The arguments in favor of paying women are numerous. First, researchers in states that can’t pay are competing against private fertility clinics that can. A woman can make $50,000 at these clinics. Harvard recently had to spend $100,000 in advertising to get a single egg donor who they couldn’t pay. Beyond competition, proponents of paying women point out that people who volunteer for studies are paid. “We see the donation of eggs for research purposes as really quite comparable to people who volunteer for phase I medical trials,” Albert Weale, a member of a U.K. panel on the ethics of paying for egg donation, told Science Insider.  The Hastings Center, a bioethics institution, points out that everybody involved in the egg donation process gets paid—the doctors, nurses, receptionists—except the woman actually donating her eggs.

But there are good reasons to be wary of payment as well. Opponents of payment say that they worry about financial coercion. “What situations are women going to put themselves in to pay the bills?” asked Diane Tober from the Center for Genetics and Society. Egg donation is a difficult procedure and isn’t without side effects and risks. Opponents argue that people in desperate situations might agree to risks they don’t fully understand. But that is true of non-research based egg donation as well, says the Hastings Center:

It seems absurd to require that women who want to support embryo research (without with, it should be noted, infertility treatment would not exist, and cannot further progress) should be required to be more altruistic than those who give their eggs for reproductive purposes. Moreover, as the ethics board pointed out, the social value of the research is potentially greater than that of enabling individuals to reproduce.

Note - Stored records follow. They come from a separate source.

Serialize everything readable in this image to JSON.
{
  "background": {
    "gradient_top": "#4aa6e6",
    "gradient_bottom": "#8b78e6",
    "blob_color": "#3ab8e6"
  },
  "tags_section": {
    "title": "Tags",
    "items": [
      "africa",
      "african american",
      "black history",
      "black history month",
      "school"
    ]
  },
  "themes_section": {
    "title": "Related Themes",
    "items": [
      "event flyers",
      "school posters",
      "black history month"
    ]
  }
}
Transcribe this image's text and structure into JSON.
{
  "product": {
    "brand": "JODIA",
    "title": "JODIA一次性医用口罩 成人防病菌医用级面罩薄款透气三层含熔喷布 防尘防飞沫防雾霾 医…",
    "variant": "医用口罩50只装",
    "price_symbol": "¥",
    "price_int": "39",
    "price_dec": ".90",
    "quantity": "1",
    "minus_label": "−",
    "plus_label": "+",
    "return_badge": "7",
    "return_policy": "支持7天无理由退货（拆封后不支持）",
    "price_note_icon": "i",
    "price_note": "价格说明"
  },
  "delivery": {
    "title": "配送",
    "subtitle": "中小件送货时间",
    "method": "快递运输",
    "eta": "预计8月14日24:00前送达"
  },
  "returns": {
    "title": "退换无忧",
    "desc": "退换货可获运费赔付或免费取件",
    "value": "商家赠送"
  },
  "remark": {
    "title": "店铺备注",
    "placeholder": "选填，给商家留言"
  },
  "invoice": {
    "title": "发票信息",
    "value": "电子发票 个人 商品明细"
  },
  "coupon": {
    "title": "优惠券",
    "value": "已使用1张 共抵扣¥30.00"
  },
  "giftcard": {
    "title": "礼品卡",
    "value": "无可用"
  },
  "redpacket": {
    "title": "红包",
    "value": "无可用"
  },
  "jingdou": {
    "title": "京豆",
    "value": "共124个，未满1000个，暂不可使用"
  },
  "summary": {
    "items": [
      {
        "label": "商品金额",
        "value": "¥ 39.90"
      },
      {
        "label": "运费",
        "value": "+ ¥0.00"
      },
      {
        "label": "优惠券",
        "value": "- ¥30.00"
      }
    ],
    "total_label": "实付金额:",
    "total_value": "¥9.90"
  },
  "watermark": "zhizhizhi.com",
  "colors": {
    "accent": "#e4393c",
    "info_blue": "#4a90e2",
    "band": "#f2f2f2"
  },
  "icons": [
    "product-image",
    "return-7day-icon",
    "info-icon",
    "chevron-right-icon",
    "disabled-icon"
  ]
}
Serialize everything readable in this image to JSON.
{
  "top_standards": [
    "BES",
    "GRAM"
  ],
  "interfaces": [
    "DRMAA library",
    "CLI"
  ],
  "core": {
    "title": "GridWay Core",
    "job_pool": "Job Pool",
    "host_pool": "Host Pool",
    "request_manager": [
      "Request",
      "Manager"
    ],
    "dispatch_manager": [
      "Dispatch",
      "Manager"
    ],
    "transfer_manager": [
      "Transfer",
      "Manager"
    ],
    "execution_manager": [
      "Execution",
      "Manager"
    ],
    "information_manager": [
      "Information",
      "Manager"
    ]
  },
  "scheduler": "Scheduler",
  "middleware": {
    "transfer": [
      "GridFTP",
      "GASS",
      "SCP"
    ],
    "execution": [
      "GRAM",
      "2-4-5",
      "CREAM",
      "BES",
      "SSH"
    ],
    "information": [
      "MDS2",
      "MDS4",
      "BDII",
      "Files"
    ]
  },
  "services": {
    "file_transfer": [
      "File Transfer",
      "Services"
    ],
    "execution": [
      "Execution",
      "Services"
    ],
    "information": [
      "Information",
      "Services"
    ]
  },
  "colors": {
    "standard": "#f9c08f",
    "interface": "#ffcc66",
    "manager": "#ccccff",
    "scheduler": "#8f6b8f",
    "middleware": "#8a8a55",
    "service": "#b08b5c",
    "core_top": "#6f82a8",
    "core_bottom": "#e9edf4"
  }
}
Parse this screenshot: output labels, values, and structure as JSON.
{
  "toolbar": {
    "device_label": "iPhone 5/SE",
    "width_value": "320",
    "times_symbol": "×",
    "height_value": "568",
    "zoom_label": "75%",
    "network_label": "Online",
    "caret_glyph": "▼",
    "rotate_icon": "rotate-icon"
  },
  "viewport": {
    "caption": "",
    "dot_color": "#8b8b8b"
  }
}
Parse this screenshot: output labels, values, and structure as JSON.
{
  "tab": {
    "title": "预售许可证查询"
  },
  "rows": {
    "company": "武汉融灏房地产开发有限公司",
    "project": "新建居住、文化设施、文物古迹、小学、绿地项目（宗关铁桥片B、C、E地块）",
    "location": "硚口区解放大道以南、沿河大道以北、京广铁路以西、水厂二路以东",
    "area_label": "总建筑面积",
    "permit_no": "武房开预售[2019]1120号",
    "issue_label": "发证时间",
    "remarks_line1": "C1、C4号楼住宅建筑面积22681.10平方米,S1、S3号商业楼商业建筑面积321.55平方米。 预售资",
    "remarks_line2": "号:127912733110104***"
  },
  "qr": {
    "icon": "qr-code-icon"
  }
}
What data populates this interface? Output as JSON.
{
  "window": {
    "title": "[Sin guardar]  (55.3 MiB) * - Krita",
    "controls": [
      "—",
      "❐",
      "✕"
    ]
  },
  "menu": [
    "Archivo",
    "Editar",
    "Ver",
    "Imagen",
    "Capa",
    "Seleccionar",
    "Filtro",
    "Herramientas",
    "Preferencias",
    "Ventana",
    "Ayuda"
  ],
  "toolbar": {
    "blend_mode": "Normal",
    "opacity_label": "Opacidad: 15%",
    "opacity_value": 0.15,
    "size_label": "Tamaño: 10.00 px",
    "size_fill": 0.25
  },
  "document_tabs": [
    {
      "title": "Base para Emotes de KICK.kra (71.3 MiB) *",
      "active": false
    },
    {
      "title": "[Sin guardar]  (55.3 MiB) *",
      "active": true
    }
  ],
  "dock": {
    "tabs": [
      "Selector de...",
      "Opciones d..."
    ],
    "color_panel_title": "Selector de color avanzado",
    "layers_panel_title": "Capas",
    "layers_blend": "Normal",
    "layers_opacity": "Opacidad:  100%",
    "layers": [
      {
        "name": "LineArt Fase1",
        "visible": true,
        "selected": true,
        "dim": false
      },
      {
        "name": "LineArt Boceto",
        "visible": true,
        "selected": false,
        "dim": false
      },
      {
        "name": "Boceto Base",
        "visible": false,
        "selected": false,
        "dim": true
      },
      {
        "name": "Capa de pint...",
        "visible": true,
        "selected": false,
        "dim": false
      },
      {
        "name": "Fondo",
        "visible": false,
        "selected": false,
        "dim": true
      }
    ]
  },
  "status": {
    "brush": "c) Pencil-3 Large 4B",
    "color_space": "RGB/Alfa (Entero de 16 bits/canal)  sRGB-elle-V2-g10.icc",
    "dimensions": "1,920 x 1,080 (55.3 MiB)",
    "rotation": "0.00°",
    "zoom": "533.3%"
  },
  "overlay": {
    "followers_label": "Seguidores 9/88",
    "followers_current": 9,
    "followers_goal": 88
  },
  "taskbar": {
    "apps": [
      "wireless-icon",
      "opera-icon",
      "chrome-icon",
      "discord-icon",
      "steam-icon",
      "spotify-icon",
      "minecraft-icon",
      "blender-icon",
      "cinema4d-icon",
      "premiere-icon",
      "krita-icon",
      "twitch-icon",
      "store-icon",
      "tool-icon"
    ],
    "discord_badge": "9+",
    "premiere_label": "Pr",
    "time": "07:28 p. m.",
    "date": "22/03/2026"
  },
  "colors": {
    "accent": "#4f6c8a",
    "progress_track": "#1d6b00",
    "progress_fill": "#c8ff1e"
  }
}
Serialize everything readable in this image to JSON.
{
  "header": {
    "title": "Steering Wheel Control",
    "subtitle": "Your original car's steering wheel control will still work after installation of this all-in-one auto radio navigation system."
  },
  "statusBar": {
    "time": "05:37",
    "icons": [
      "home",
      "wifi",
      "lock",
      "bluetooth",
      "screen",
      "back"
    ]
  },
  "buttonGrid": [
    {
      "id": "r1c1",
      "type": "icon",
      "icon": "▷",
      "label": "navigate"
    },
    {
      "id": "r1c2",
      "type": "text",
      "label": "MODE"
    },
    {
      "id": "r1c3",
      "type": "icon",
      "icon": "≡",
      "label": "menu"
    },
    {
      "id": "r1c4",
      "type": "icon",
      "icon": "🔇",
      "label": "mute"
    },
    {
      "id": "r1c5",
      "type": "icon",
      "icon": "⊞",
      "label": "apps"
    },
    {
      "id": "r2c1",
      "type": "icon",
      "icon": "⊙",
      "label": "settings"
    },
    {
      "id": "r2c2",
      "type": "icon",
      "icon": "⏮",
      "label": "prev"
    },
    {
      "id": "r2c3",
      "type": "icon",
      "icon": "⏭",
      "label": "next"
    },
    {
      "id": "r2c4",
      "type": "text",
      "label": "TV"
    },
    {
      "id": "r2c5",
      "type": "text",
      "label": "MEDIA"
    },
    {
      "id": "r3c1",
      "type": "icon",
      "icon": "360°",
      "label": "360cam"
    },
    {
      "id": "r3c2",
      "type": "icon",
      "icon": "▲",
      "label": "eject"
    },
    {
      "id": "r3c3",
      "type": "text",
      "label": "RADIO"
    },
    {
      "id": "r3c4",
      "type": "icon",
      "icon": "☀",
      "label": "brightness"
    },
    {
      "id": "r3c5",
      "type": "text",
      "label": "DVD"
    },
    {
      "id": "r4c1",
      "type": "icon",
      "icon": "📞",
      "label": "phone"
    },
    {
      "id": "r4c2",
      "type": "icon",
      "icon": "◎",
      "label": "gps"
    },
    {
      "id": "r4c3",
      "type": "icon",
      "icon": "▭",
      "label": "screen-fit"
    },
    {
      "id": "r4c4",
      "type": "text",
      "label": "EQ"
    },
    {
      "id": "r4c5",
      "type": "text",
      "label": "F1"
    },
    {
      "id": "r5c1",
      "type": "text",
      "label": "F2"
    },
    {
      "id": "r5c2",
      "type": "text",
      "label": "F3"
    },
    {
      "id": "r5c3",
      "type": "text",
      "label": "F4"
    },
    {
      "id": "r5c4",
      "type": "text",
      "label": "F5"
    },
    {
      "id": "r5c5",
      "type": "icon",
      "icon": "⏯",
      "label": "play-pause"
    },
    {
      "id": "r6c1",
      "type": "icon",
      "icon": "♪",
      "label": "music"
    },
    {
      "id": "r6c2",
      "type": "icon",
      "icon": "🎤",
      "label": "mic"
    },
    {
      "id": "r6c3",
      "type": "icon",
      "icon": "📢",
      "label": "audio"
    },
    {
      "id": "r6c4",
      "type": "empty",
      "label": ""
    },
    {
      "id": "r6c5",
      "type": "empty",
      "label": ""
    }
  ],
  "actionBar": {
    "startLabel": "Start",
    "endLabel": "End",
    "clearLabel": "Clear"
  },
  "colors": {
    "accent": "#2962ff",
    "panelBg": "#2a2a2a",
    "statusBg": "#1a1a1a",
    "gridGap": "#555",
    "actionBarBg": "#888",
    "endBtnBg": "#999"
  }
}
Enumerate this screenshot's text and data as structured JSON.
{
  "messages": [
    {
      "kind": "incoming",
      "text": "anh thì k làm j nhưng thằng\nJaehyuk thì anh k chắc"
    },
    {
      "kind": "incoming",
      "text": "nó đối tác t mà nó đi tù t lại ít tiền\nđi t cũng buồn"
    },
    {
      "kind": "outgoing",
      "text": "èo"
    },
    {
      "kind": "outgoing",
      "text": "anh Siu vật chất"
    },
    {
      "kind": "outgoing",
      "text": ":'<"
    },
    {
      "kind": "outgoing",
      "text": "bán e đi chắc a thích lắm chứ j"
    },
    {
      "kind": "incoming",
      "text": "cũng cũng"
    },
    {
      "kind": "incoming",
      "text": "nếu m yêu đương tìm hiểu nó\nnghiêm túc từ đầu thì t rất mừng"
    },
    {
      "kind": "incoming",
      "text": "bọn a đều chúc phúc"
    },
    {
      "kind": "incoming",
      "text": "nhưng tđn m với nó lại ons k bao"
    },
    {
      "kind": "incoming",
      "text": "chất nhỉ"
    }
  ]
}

Brown cited the uncertain risks in his veto statement. “Not everything in life is for sale, nor should it be,” he said. “In medical procedures of this kind, genuinely informed consent is difficult because the long-term risks are not adequately known. Putting thousands of dollars on the table only compounds the problem.” Problem is, they’re already there: even if California’s policy stays the same, other states will continue to pay women for their time and discomfort during the donation process.